By CRAIG MURPHY
Of the Keizertimes
Now the location is known for the Big Toy.
The website is up and running at keizerbigtoy.org.
Among the details still to be determined: what the Big Toy will be placed on.
Members of the Keizer City Council approved a new location for the community build play structure at Keizer Rapids Park earlier this month. The structure is scheduled to be built over a five-day span from June 10 to 14, 2015.
Before then, one of the details yet to be finalized is what type of ground covering to use.
Budget figures have ranged from $16,000 using wood chips to $167,000 using spongy rubber material. The current budget lists $105,000 for rubber chips.
Clint Holland has talked about getting a rubber surface from RB Rubber Products in McMinnville, but noted at a recent fundraising committee meeting the company sold its division that does the work.
“We were trying to get rubber that looks like bark chips,” Holland said. “If we want to do this, we need to really look at it. The rubber surface is more than the rubber chips. The $105,000 in the budget is for rubber chips.”
Marion County Commission Janet Carlson, chair of the fundraising committee, feels a more final cost figure needs to be secured.
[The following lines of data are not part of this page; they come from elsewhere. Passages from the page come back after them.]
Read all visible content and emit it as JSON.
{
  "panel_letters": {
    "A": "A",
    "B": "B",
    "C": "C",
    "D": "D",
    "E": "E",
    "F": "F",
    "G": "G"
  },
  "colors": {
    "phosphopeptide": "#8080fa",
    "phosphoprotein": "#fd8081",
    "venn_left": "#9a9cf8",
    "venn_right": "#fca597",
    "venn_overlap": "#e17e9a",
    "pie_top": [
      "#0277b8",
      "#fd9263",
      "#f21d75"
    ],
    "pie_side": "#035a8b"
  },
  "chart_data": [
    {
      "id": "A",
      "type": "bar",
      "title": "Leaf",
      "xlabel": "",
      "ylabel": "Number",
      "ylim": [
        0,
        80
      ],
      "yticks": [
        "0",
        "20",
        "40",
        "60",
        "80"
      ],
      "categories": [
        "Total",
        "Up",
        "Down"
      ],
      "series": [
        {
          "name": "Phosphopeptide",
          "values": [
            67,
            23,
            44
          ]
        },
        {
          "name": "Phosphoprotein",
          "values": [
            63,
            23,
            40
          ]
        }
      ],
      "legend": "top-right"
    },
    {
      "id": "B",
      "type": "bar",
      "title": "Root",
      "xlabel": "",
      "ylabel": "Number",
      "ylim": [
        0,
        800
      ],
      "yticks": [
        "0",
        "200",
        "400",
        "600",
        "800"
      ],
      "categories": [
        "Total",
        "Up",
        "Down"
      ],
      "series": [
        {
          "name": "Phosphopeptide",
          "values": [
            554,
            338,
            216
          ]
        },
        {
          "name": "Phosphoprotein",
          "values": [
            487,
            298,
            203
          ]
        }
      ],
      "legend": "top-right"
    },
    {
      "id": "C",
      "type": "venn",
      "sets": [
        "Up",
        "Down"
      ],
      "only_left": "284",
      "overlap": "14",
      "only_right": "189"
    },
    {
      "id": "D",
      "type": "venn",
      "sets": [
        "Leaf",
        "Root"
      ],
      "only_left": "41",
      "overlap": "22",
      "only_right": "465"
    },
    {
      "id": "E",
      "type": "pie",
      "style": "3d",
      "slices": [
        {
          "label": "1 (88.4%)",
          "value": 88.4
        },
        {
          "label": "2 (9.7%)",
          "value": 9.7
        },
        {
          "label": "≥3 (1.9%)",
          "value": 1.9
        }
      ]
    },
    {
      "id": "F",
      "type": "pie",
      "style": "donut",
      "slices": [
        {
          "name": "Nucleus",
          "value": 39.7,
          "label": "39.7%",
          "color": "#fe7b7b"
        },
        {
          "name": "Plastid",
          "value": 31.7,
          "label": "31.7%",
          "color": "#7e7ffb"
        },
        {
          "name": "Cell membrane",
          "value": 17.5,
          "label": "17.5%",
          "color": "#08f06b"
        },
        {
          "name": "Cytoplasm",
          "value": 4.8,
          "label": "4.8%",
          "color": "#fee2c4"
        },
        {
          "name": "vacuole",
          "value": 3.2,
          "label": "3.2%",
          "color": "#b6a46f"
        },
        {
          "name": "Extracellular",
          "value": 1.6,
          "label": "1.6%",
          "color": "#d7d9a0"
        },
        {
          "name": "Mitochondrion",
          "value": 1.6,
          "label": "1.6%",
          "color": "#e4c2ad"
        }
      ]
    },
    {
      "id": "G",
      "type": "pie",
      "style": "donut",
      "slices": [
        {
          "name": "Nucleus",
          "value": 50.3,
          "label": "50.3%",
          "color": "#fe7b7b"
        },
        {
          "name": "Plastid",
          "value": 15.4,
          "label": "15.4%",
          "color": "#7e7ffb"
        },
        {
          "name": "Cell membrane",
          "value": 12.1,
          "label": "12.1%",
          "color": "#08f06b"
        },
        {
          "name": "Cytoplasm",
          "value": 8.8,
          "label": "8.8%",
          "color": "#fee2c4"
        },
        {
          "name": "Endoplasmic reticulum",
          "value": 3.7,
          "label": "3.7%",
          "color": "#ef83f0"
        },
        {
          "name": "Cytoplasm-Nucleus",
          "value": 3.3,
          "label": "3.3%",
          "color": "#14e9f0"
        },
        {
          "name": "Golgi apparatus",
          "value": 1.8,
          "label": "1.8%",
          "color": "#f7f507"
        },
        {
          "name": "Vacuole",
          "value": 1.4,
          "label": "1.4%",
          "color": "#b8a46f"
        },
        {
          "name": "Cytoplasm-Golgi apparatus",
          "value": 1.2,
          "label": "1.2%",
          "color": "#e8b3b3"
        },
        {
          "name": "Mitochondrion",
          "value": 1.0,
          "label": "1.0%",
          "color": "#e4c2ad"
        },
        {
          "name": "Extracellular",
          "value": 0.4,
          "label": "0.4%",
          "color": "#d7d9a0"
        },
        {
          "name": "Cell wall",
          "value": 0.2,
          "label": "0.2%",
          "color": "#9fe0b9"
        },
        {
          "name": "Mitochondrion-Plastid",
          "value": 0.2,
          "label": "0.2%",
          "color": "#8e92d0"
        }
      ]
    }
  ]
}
“We need a better number for this as soon as we can,” she said.
Mayor Lore Christopher feels a range can be okay at this point.
“We can have a range of flooring, from X to Y amount,” Christopher said. “I think this is a moving target.”
Carlson likened the cost to a different type of flooring.
“We need to get a range, for different size areas,” Carlson said. “Once we find the price, it’s like getting pricing for carpet.”
Holland showed pictures on his phone of a new large play structure in McMinnville, putting an emphasis on the surface used.
“You spread dust in, which helps with the softness,” Holland said. “In McMinnville, they spread the rubber surface. It looks like wood with all the rough edges taken off. It’s like driftwood.”
In recent months, health concerns have been raised about rubber crumbs from artificial turf causing cancer among soccer players – in particular goalies, whose faces are more likely to come into contact with the turf.
Due to the concerns, Holland has vowed whatever surface is used in Keizer won’t have anything that could potentially make children sick.
“The Big Toy is not going to use it,” Holland said of rubber crumb. “It’s the loose material, the fine shavings. When goalies hit their face on the ground and the stuff goes up in the nose, the chemicals might be causing the cancer. There might be other types of products to put in there instead.”
At recent meetings, Holland has been carrying around a block of the type of product he’d like to use. The base is black and stiff, with a blue-green top.
“This stuff can be used,” Holland said. “This is used in McMinnville. It’s like driftwood from the ocean is what it looks like to me. You can get it in any color. The costs might go down with something like this.”
For nearly a year Holland has talked about being able to get the material at RB Rubber at a good price, but that opportunity seems to have passed.
“They sold that division, so we couldn’t get it there anymore,” he said.